The managers also experienced staff taking more responsibility in work assignments both parties previously saw as the managers responsibilities in the prevention and management of threats and violence at the workplace. On the other hand, managers also experienced that competence development among staff resulted increased expectations from employees to put more effort into the prevention and management of threats and violence in the services and to implement new strategies and routines.  

The studies included in the thesis have developed knowledge about what mental health workers’ competence in the prevention and management of staff directed threats and violence consists of, but also what practices are to be preferred in encounters with threats and violence from service users.

Traditionally, threats and violence from service users in mental health services have been countered by increased control and other authoritarian interventions, in line with zero tolerance policies prioritizing negative sanctions.

Contrary to this, the thesis concludes that the most efficacious and well-founded preventive efforts are rooted in seeing violence as a meaningful expression of disempowerment on the service user’s behalf, cooperation with service users, and staff being aware and sensitive of the person’s wishes and needs in endeavoring solution of unwanted incidents.

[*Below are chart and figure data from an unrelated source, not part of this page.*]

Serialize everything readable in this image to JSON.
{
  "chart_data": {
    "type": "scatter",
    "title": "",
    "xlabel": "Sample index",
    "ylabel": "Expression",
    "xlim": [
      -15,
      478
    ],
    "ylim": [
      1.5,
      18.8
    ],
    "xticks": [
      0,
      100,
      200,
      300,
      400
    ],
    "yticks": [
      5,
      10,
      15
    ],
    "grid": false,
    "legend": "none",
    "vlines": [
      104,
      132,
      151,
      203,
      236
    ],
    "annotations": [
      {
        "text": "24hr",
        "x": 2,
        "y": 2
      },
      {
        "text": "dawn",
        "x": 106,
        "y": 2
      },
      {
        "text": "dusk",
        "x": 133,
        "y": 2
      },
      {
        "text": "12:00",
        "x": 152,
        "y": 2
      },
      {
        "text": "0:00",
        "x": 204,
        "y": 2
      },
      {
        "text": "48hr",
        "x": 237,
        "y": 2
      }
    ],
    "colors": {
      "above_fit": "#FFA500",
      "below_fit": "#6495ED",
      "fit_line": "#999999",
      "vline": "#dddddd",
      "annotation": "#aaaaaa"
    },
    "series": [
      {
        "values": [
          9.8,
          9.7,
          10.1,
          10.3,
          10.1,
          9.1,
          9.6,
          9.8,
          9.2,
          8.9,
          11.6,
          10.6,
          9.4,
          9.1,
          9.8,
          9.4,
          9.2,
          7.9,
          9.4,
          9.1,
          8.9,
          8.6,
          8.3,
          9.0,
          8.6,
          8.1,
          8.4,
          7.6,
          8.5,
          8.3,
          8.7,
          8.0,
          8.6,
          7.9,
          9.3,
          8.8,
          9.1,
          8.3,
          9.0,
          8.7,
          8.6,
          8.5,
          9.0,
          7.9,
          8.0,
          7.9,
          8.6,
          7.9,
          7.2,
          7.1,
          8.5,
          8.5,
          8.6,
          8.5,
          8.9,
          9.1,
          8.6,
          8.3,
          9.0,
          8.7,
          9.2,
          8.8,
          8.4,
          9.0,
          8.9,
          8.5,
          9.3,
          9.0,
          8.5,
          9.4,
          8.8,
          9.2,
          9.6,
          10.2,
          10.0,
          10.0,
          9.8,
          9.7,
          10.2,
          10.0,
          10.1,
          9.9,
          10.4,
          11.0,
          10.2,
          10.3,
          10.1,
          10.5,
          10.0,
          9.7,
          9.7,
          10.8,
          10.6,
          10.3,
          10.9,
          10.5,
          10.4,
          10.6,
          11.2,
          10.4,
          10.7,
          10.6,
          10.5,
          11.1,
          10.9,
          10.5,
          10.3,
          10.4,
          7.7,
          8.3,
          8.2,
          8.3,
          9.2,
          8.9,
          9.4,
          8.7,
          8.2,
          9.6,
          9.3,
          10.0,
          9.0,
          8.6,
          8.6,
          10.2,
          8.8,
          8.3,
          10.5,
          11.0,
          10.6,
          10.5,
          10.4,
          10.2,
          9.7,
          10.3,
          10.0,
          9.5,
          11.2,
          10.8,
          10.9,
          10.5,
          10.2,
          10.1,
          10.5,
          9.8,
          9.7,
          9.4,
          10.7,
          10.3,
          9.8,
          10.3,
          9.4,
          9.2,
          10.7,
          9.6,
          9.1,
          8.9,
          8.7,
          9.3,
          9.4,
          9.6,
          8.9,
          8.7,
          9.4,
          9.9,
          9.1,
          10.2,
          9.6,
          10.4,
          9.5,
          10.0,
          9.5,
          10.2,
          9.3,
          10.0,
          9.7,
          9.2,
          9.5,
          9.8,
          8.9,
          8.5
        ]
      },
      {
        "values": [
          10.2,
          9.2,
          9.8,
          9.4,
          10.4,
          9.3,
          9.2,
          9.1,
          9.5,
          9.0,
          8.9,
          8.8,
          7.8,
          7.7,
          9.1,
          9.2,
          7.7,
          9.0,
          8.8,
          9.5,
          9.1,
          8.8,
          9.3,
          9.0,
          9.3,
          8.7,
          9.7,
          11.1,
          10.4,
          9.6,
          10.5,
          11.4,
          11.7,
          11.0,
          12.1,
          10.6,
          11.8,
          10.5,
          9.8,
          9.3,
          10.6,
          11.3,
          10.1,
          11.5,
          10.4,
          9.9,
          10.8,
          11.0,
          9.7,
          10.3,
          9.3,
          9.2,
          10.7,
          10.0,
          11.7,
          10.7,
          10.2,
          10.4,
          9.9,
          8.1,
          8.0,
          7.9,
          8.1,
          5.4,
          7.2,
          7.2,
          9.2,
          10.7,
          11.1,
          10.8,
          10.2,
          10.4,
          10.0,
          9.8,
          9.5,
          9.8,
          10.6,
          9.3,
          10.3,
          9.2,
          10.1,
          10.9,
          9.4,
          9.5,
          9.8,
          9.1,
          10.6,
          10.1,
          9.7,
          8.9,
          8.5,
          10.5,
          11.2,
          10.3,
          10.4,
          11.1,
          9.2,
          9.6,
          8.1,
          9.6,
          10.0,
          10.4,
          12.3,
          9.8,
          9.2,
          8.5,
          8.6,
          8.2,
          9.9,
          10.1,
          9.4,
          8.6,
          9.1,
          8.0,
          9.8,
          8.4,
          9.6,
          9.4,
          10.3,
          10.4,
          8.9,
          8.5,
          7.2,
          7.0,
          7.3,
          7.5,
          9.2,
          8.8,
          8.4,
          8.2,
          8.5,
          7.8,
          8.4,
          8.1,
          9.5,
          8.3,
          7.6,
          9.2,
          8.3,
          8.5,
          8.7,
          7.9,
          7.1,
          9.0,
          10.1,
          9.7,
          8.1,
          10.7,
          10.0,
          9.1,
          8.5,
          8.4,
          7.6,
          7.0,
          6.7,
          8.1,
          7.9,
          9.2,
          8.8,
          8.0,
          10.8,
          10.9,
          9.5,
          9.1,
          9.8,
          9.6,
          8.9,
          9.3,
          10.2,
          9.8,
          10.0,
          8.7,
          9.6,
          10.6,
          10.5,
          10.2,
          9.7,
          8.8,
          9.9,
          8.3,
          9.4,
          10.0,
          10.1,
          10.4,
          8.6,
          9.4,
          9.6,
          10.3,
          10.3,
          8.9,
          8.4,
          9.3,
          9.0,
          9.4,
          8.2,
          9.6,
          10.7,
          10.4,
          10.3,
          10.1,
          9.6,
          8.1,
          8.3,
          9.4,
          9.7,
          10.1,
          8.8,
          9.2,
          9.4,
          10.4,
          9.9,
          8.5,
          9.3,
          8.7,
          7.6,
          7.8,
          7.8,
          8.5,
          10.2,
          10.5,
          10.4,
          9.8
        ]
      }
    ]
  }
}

The thesis has implications for informal competence development activities in community mental health services. Maagerø-Bangstad and colleagues have per example found that the chance of competence development activities being successful depend on the education and training being part of an intended and planned process at each workplace, most of the staff participating together in the activities and that the activities take vantage in participants’ preexisting ways of seeing practice.

The implications for mental health practice are that the findings indicate that mental health services’ efforts at preventing and managing staff directed threats and violence in the future should be developed in line with recovery and person-centred practices promoting cooperation with and involvement of individual service users.